Show Abstract | Download Original | Original Source | Check in Google Scholar | DOI: 10.29207/resti.v4i6.2644

Abstract

Facial emotion recognition (FER) is a research topic that focuses on the analysis of human facial expressions. There are many FER research has been conducted on single images or photo. Emotion analysis on single images has many disadvantages compared to dynamic image sequences or videos. This is due to human emotions or expressions within a certain time. The classification of emotions becomes complicated when considering different emotions. There are some people who are very expressive, there are some people who have low or moderate expressions. Predictions of emotion with variety intensities has decresed error due to data sets that provide only a few emotions intensities. Data annotation is a major problem in recognition fields that require a lot of time and effort to annotate new data. This study aims to find information about facial emotions with emotional intensity from subtle to sharp in a sequence images or videos. The dataset will be trained using Convolutional neural network by augmentation to add data annotations. The proposed method was evaluated using the public BP4D-Spontaneous dataset.

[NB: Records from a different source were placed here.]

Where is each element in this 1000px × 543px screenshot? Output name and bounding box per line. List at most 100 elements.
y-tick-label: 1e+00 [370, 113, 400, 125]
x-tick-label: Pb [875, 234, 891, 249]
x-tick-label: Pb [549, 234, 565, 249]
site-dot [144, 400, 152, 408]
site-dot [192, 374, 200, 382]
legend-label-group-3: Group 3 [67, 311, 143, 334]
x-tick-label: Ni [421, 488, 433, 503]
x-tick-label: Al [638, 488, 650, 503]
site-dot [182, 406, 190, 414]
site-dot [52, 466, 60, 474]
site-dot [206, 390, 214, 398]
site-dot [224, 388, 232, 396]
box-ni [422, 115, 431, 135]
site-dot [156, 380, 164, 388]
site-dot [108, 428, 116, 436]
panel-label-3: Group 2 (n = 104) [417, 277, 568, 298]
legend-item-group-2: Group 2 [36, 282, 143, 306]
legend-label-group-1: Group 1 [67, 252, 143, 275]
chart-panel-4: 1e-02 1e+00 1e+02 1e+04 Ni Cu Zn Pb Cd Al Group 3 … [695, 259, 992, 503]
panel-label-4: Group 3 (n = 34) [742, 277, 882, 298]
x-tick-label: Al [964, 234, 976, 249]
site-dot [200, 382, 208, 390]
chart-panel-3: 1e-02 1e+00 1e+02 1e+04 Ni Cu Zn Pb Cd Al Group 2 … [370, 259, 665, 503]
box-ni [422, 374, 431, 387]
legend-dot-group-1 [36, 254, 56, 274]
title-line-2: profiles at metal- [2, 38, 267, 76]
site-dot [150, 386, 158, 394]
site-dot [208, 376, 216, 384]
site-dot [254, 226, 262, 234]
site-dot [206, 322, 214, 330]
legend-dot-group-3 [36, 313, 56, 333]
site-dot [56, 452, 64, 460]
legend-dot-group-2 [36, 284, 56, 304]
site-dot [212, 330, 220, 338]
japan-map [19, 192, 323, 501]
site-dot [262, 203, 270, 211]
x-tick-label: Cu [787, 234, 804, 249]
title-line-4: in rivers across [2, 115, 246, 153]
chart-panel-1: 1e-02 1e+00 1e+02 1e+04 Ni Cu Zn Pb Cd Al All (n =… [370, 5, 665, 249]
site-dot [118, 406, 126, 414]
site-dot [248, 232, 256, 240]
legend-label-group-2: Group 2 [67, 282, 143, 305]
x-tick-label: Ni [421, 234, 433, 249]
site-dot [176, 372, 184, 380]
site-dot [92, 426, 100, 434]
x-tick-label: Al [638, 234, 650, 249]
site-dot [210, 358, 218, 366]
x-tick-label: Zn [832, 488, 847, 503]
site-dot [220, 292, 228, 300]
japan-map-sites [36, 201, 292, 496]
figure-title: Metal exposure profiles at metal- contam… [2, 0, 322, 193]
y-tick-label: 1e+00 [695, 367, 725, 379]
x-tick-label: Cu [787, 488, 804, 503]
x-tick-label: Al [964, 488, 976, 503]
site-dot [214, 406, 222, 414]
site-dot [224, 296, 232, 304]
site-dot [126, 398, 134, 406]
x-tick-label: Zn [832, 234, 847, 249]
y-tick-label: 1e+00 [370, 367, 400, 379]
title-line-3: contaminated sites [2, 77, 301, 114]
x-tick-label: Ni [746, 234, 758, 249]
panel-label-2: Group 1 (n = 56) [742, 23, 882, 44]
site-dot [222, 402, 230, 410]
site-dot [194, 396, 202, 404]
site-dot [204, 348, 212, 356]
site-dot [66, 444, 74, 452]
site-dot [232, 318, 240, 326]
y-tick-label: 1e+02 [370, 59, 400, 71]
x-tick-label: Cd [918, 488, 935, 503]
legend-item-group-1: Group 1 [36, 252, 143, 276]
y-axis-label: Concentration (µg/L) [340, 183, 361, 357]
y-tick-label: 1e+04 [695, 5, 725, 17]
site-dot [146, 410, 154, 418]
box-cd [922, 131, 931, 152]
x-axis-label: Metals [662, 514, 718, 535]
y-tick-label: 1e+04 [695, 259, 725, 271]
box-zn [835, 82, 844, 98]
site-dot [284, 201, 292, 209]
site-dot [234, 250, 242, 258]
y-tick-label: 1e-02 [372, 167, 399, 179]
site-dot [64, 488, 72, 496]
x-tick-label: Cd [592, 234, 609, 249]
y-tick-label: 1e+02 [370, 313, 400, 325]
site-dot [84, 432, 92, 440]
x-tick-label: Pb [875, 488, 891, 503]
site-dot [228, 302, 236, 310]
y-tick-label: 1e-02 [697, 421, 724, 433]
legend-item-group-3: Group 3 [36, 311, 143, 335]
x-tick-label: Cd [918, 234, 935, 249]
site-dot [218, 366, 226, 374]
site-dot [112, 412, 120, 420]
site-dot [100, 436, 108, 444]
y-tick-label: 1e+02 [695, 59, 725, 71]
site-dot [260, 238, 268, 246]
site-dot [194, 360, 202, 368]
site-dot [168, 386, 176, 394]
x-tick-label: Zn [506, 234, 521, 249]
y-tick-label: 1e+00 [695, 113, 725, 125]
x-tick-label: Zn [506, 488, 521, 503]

The evaluation results show that the average emotion recognition in video sequences using the holdout method is 18%. Evaluation of the loss function parameter shows overfitting where the curve generalization gap is too high. The last evaluation is the evaluation of the emotion class between the real class and the prediction class in 14.28%. This shows that the classification of emotion recognition in dynamic image sequences is quite low.